読んでいて楽しいものじゃなくてごめんなさい。

スルーしてください。

 

教育課程企画特別部会における論点整理について(報告):文部科学省

を読みました。今年の8月26日のですね。

実は補助資料がなかなか面白い。こちらはオススメ。

 

 

「学校」の意義が書かれています。(太字はボク)

 

○ 学校とは、社会への準備段階であると同時に、学校そのものが、子供たちや教職員、 保護者、地域の人々などから構成される一つの社会でもある。子供たちは、学校も含めた社会の中で、生まれ育った環境に関わらず、また、障害の有無に関わらず、様々な人と関わりながら学び、その学びを通じて、自分の存在が認められることや、自分の活動によって何かを変えたり、社会をよりよくしたりできることなどの実感を持つことができる。

 

うむ。驚くほど共感。「実感」というところが特にです。そういう学校、教室になるといいよね。

 

そうした実感は、子供たちにとって、人間一人一人の活動が身近な地域や社会生活に 影響を与えるという認識につながり、これを積み重ねることにより、地球規模の問題に も関わり、持続可能な社会づくりを担っていこうとする意欲を持つようになることが期待できる。
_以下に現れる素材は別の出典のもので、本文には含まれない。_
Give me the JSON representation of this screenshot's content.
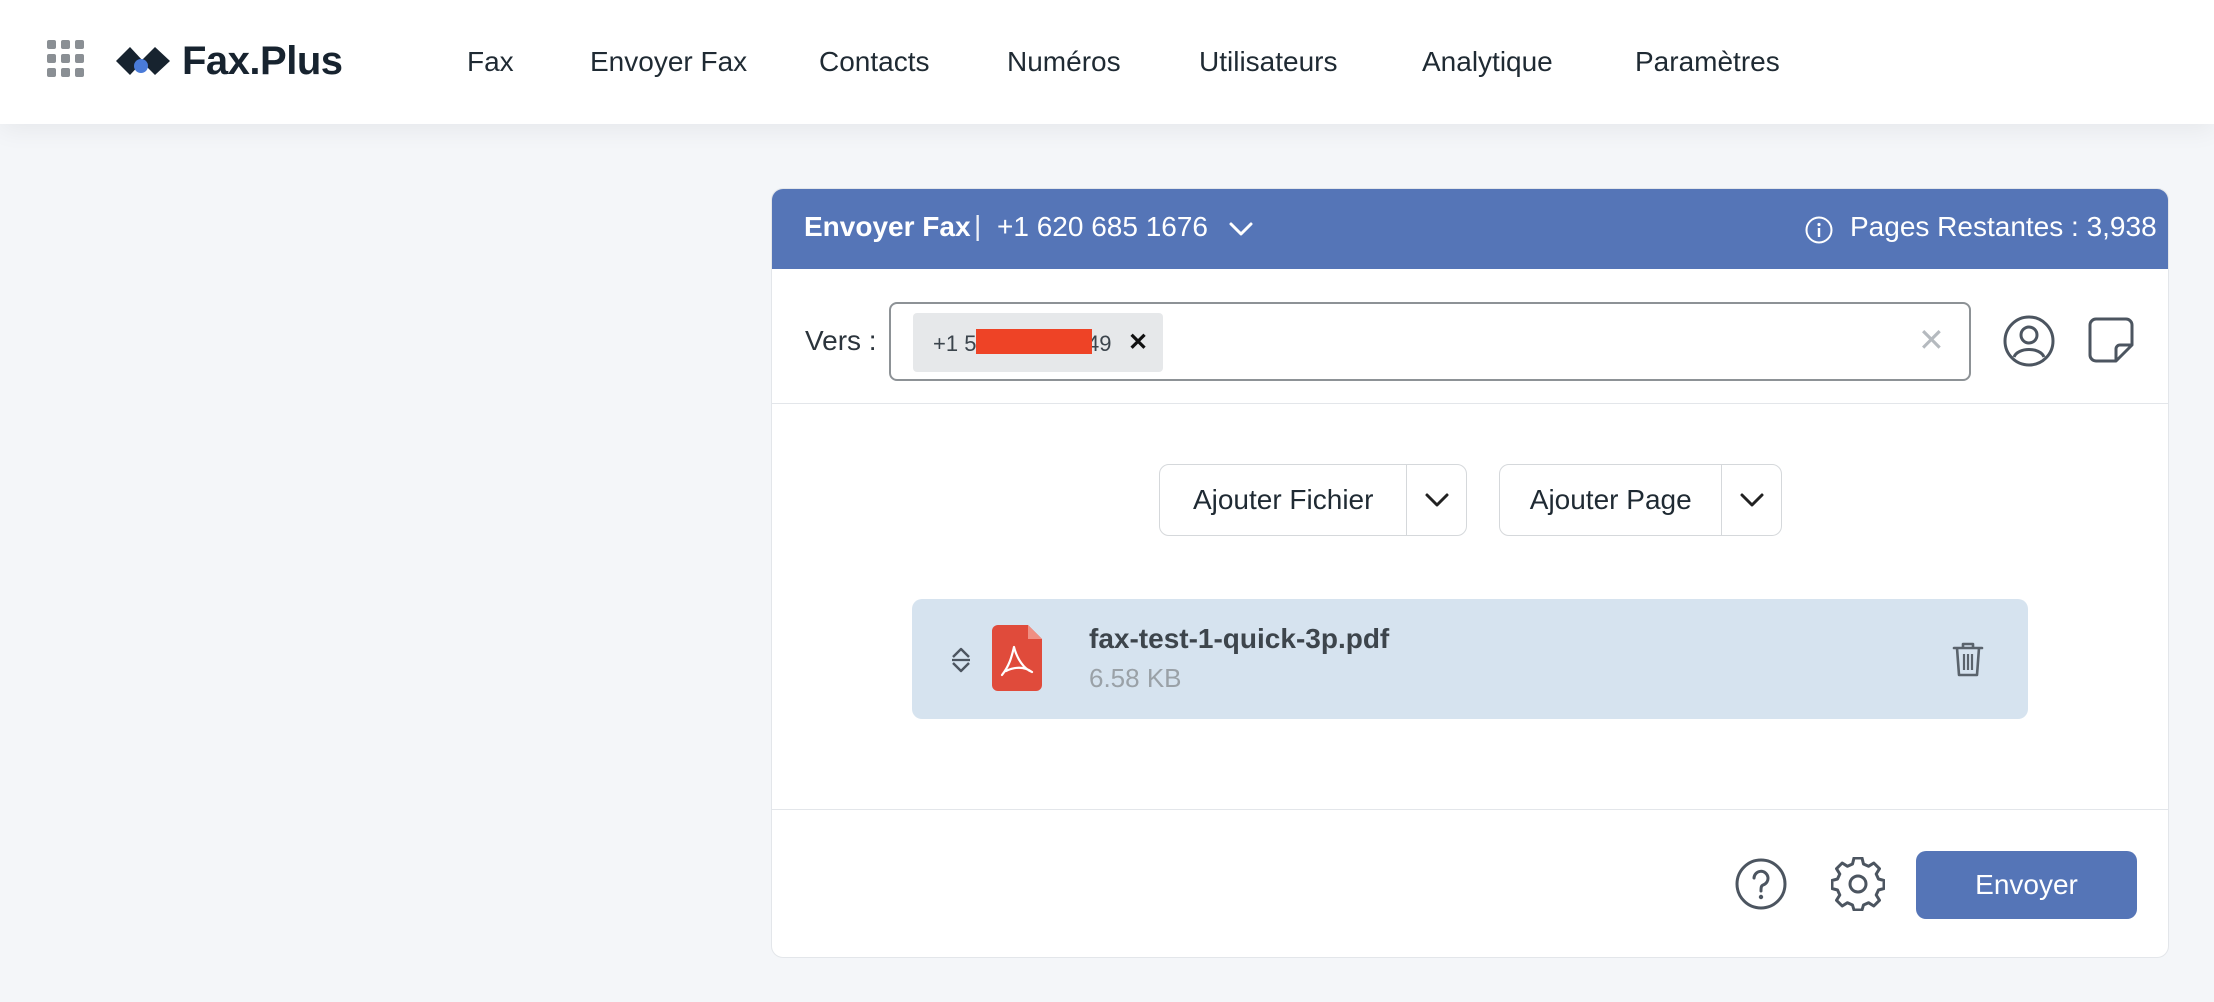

学校はこのようにして、社会的意識や積極性を持った子供たちを育成する場 なのである。

 いや、ほんとそうだよ。

子供たちが、身近な地域を含めた社会とのつながりの中で学び、自らの人生や社会を よりよく変えていくことができるという実感を持つことは、貧困などの目の前にある生活上の困難を乗り越え、貧困が貧困を生むというような負の連鎖を断ち切り未来に向けて進む希望と力を与えることにつながるものである。

ESD(持続可能な開発のための教育)ともつながる。 

この論点整理の注釈で、アラン・ケイの「未来を予測する最善の方法は、それを発明することだ」を引いているんだけれど、学校のデザインにそれを生かせるのか、興味深い。

 

このように考えると、子供たちに、新しい時代を切り拓いていくために必要な資質・能力を育むためには、学校が社会や世界と接点を持ちつつ、多様な人々とつながりを保ちながら学ぶことのできる、開かれた環境となることが不可欠である。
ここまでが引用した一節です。